Case Metadata |
|
Case Number: | Civil Appeal 9 of 2007 |
---|---|
Parties: | FESTUS KINYUA KANGANGI v ISAAC W. MUCHIRI |
Date Delivered: | 08 Dec 2010 |
Case Class: | Civil |
Court: | High Court at Embu |
Case Action: | Ruling |
Judge(s): | Wanjiru Karanja |
Citation: | FESTUS KINYUA KANGANGI v ISAAC W. MUCHIRI [2010] eKLR |
Case Summary: | .. |
Disclaimer: | The information contained in the above segment is not part of the judicial opinion delivered by the Court. The metadata has been prepared by Kenya Law as a guide in understanding the subject of the judicial opinion. Kenya Law makes no warranties as to the comprehensiveness or accuracy of the information |
ISAAC W. MUCHIRI……..…...……….......................................................................….…………...RESPONDENT
The Appellant/Applicant herein was committed to civil jail by the Senior Resident Magistrate Kerugoya for non payment of money owed to the Respondent herein. He kept being recommitted for a period 30 days for non payment.
One such re-committal was done on 5.1.2007. That prompted his counsel to file the memorandum of appeal before this court on 30th January 2007. That Appeal has not been admitted todate. Contemporaneously with the filing of the appeal, the Appellant through his counsel filed the application for stay of execution pending the determination of the said appeal. He also prayed for the release of the Appellant from civil jail. The applicant was ordered released from civil jail the very following day i.e. on 31/01/07. There is no evidence that he was recommitted to civil jail thereafter. This bit of information is very important as counsel for the applicant submitted in court that the Applicant was in prison when the consent they are challenging was entered into. That clearly is a lie.

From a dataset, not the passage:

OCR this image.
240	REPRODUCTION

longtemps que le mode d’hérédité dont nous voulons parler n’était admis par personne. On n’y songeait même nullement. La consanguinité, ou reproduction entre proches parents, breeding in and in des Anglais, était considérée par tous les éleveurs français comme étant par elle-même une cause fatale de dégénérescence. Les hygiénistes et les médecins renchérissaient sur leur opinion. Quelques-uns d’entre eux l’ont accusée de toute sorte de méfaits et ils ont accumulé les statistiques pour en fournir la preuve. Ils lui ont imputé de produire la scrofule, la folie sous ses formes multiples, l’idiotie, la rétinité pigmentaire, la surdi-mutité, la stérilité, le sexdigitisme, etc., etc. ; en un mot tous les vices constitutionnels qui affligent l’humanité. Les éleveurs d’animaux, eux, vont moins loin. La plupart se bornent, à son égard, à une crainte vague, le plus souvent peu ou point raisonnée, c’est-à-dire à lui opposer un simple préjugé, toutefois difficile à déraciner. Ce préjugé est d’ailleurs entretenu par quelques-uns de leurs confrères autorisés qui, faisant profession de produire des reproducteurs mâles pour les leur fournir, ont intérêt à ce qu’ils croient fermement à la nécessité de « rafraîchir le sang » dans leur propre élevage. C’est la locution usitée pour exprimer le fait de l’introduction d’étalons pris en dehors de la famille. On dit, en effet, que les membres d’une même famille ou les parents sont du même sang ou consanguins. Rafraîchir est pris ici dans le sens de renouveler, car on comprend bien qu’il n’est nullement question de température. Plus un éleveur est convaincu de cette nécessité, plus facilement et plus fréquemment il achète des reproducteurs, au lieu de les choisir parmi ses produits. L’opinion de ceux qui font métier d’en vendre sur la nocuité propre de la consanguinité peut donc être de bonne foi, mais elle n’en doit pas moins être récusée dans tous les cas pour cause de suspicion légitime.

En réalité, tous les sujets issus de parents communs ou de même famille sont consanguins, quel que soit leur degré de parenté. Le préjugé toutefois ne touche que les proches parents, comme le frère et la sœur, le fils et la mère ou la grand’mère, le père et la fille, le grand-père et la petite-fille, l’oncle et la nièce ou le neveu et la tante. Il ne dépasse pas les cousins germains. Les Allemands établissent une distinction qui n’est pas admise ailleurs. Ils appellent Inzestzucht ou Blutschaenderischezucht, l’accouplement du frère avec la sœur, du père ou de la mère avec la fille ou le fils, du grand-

The Appellant instructed his present counsel to file the Application dated 11.6.09 which is now the subject of this ruling. I have considered the same carefully along with all the rival affidavits and authorities tendered to the court. I have also considered the oral submissions by both counsel. This Application must nonetheless fail for the following reasons.

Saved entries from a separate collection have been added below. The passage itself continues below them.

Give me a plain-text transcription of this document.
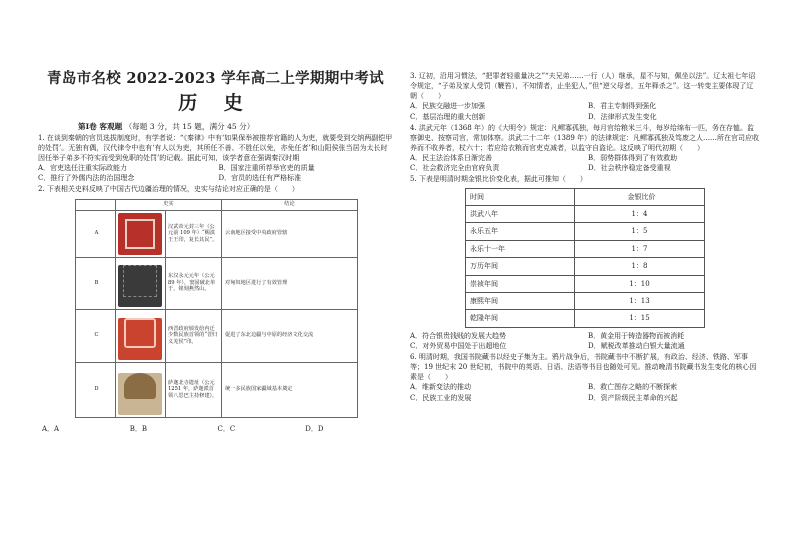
青岛市名校 2022-2023 学年高二上学期期中考试
历 史
第Ⅰ卷 客观题 （每题 3 分，共 15 题，满分 45 分）

1. 在谈到秦朝的官员选拔制度时，有学者说：“《秦律》中有‘如果保举被推荐官籍的人为吏，就要受到交纳两副铠甲的处罚’。无独有偶，汉代律令中也有‘有人以为吏，其所任不善、不胜任以免，亦免任者’和山阳侯张当居为太长时因任举子弟多不符实而受到免职的处罚’的记载。据此可知，该学者意在强调秦汉时期

A．官吏选任注重实际政能力	B．国家注重所荐举官吏的质量
C．推行了外儒内法的治国理念	D．官员的选任有严格标准

2. 下表相关史料反映了中国古代边疆治理的情况，史实与结论对应正确的是（　　）

	史实		结论
A		汉武帝元封三年（公元前 109 年）“赐滇王王印，复长其民”。	云南地区接受中央政府管辖
B		东汉永元元年（公元 89 年），窦固破北单于，铭刻燕然山。	对匈奴地区进行了有效管理
C		西晋政府颁发给内迁少数民族首领的“晋归义羌侯”印。	促进了东北边疆与中原的经济文化交流
D		萨迦北寺遗址（公元 1251 年，萨迦派首领八思巴主持修建）。	统一多民族国家疆域基本奠定
A．A	B．B	C．C	D．D

3. 辽初，沿用习惯法，“把罪者轻重量决之”“夫兄弟……一行（人）继承，星不与知，佩坐以法”。辽太祖七年诏令规定，“子弟及家人受罚（鞭笞），不知情者，止坐犯人，”但“逆父母者，五年释杀之”。这一转变主要体现了辽朝（　　）

A．民族交融进一步加强	B．君主专制得到强化
C．基层治理的重大创新	D．法律形式发生变化

4. 洪武元年（1368 年）的《大明令》规定：凡鳏寡孤独，每月官给粮米三斗，每岁给绵布一匹，务在存恤。监察御史、按察司官，常加体察。洪武二十二年（1389 年）的法律规定：凡鳏寡孤独及笃废之人……所在官司应收养而不收养者，杖六十；若应给衣粮而官吏克减者，以监守自盗论。这反映了明代初期（　　）

A．民主法治体系日渐完善	B．弱势群体得到了有效救助
C．社会救济完全由官府负责	D．社会秩序稳定备受重视

5. 下表是明清时期金银比价变化表，据此可推知（　　）

时间	金银比价
洪武八年	1：4
永乐五年	1：5
永乐十一年	1：7
万历年间	1：8
崇祯年间	1：10
康熙年间	1：13
乾隆年间	1：15
A．符合银贵钱贱的发展大趋势	B．黄金用于铸造器物而被消耗
C．对外贸易中国处于出超地位	D．赋税改革推动白银大量流通

6. 明清时期，我国书院藏书以经史子集为主。鸦片战争后，书院藏书中不断扩展，有政治、经济、铁路、军事等；19 世纪末 20 世纪初，书院中的英语、日语、法语等书目也随处可见。推动晚清书院藏书发生变化的核心因素是（　　）

A．维新变法的推动	B．救亡图存之略的不断探索
C．民族工业的发展	D．资产阶级民主革命的兴起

1. As rightly stated by counsel for The Respondent, there is no competent Appeal before this court reason being that no leave to file the same was obtained from the subordinate court as required by the Civil Procedure Rules. This is not one of the Appeals that attract an automatic right of Appeal.

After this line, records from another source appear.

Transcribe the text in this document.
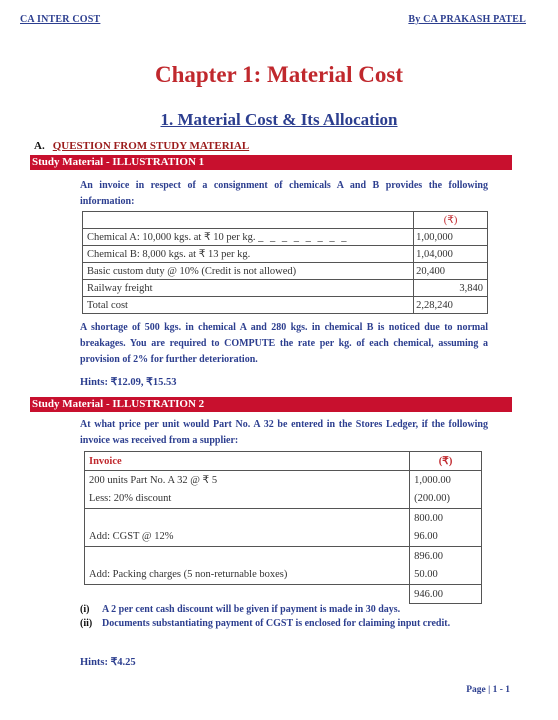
CA INTER COST	By CA PRAKASH PATEL
Chapter 1: Material Cost
1. Material Cost & Its Allocation
A. QUESTION FROM STUDY MATERIAL
Study Material - ILLUSTRATION 1
An invoice in respect of a consignment of chemicals A and B provides the following information:
	(₹)
Chemical A: 10,000 kgs. at ₹ 10 per kg. _ _ _ _ _ _ _ _	1,00,000
Chemical B: 8,000 kgs. at ₹ 13 per kg.	1,04,000
Basic custom duty @ 10% (Credit is not allowed)	20,400
Railway freight	3,840
Total cost	2,28,240
A shortage of 500 kgs. in chemical A and 280 kgs. in chemical B is noticed due to normal breakages. You are required to COMPUTE the rate per kg. of each chemical, assuming a provision of 2% for further deterioration.
Hints: ₹12.09, ₹15.53
Study Material - ILLUSTRATION 2
At what price per unit would Part No. A 32 be entered in the Stores Ledger, if the following invoice was received from a supplier:
Invoice	(₹)
200 units Part No. A 32 @ ₹ 5	1,000.00
Less: 20% discount	(200.00)
	800.00
Add: CGST @ 12%	96.00
	896.00
Add: Packing charges (5 non-returnable boxes)	50.00
	946.00
(i)	A 2 per cent cash discount will be given if payment is made in 30 days.
(ii) Documents substantiating payment of CGST is enclosed for claiming input credit.
Hints: ₹4.25
Page | 1 - 1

2. Even assuming (for the sake of argument) that there is a competent appeal before this court, following the said consent, the same stood dismissed by 1.9.07. There has never been any Application to extend that time.
3. It is noted that the consent was in respect of the application dated 19.11.07 seeking the dismissal of the Appeal. Had the consent not been recorded that application would definitely have succeeded and I believe that is why the counsel for the appellant conceded to the consent.
There is even no need for me to delve into the reasons as to why the said consent cannot be vitiated. I would nonetheless wish to state that as at the time counsel on record entered into the consent, he had the authority to do so on behalf of the Appellant. As held by the Court of Appeal in HIRANI VS KASSAM (1952) 19 EA CA 131:-
“Prima facie, any order made in the presence and with the consent of counsel is binding to all parties to the proceedings or action, and on those claiming order them….and cannot be varied or discharged unless obtained by fraud or collusion or by an agreement contrary to the policy of the court…..or if consent was given without sufficient material facts…………or in general for a reason which would enable the court to set aside an agreement”.
There was no fraud or collusion even remotely proved in this matter and as stated earlier on, with or without the consent, the application for the dismissal of the Appeal was bound to succeed.
The Application dated 11.6.09 which I must say was also grossly defective in form substantively lacks merit.